Konsulatsmitarbeiter wieder frei

Ein Mitarbeiter des britischen Konsulats in Hongkong, der in China festgesetzt worden war, ist inzwischen wieder frei. Wie die Polizei der südchinesischen Stadt Shenzhen mitteilte, lief die 15-tägige „Administrativhaft“ für Simon Cheng am Samstag ab. Er konnte danach nach Hongkong zurückkehren.

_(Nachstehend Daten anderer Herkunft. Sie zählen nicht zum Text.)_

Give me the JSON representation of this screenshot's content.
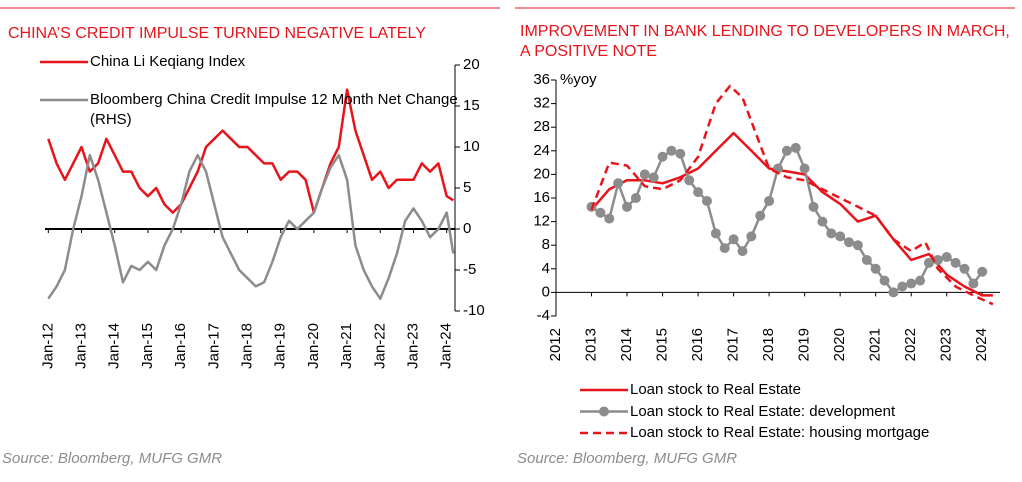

Der 28-Jährige war nach Angaben seiner Familie am 8. August an der Grenze zwischen China und Hongkong auf dem Heimweg in die Sonderverwaltungszone verschwunden. Er hatte ein Wirtschaftstreffen in Shenzhen im Südosten Chinas besucht. Erst als der Fall vergangene Woche öffentlich wurde, teilte das chinesische Außenministerium mit, dass Cheng festgenommen worden sei, weil er Gesetze zur öffentlichen Sicherheit verletzt habe.

In Großbritannien sorgte die Aktion für große Verstimmung. „Ich überquere jetzt die Grenze (…) Bete für mich“, soll der Konsulatsmitarbeiter vor seinem Verschwinden laut Medienberichten aus Hongkong in einer Nachricht an seine Freundin geschrieben haben.